Sound Transit seeks public input on Tacoma Dome light rail extension

Open house scheduled from 6-8 p.m. Wednesday, April 18, at Todd Beamer High School.

Sound Transit today kicked off public involvement for the Tacoma Dome regional light rail extension, with an early scoping period that runs through May 3. Three open houses for public comment have been scheduled, including one in Federal Way from 6-8 p.m. Wednesday, April 18, at Todd Beamer High School, 35999 16th Ave. S.

Additional meetings are in Tacoma, on Tuesday, April 17, 6-8 p.m. at Best Western Plus Tacoma Dome Hotel, 2611 E. E St., and in Fife, from 6-8 p.m. Tuesday, April 24, at Fife Community Center, 2111 54th Ave. E.

Community members unable to attend an open house can offer project feedback through an online portal at https://tdlink.participate.online/.

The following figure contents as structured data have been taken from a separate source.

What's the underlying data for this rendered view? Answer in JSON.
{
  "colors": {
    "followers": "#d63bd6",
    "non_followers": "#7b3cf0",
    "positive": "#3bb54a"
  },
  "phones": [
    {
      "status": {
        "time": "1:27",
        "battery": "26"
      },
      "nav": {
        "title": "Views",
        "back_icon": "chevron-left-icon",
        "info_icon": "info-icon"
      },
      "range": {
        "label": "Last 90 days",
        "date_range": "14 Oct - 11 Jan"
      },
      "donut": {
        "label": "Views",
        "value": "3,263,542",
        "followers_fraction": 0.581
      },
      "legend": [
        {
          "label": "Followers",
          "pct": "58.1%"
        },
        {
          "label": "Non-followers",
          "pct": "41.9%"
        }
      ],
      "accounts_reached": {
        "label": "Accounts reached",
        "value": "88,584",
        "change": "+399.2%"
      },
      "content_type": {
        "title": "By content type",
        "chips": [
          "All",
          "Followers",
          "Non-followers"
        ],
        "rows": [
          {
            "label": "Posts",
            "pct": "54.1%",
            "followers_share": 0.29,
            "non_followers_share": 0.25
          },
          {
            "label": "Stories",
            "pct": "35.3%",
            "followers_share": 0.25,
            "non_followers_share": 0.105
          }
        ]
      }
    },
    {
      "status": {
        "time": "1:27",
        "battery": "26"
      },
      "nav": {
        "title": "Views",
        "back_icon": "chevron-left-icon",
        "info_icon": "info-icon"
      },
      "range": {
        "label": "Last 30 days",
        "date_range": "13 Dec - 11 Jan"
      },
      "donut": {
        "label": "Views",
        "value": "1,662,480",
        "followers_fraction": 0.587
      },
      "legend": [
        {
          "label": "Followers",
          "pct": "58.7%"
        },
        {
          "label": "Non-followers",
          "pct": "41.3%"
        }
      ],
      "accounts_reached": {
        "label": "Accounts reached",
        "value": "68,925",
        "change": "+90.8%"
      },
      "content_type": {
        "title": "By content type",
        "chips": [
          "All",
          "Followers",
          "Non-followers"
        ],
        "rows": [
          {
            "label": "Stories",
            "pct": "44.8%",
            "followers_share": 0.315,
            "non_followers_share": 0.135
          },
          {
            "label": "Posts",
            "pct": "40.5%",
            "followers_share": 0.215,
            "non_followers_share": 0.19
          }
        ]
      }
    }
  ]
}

The early scoping process kicks off project development and the environmental process for a regional light rail extension opening in Tacoma in 2030. As part of early scoping, members of the public are invited to provide input on the proposed route and stations outlined in the Sound Transit 3 (ST3) Plan approved by voters as well as potential alternatives, benefits and impacts. The public will also be able to provide feedback on a potential location for an Operations and Maintenance Facility in the south corridor.

The representative project for the regional light rail extension to the Tacoma Dome includes 9.7-miles of elevated and at-grade light rail from the Federal Way Transit Center to the Tacoma Dome with a new rail-only fixed span across the Puyallup River. It includes four new stations in South Federal Way, Fife, East Tacoma and at the Tacoma Dome.

During alternatives development, staff will assess the representative project and, based on additional public engagement and technical analysis, further refine the route, station locations, and other project elements. The representative project itself is based on extensive planning and public involvement work, including high-capacity transit studies, the process to update the agency’s long-range plan, and the work to develop the ST3 Plan.

Through mid-2019, staff will engage the public and stakeholder groups in an intensive public involvement process that will lead to the Sound Transit Board identifying a preferred alternative, as well as other alternatives to evaluate in an Environmental Impact Statement (EIS). An outline of the Community Engagement Plan is available at www.soundtransit.org/tdlink.

Identifying a preferred alternative earlier in the EIS process will jump-start public conversations about project decisions, reveal areas of broad agreement, and help focus project leadership on areas needing problem-solving and consensus building. This streamlined process is also intended to reduce overall project delivery time by reaching early public consensus on the preferred alternative and reducing the risk of new alternatives being introduced late in the environmental review process or after the environmental process is complete. The Sound Transit Board will make a final decision on the project to build after completion of the environmental review.

More information, including maps of the representative project, is available at www.soundtransit.org/tdlink.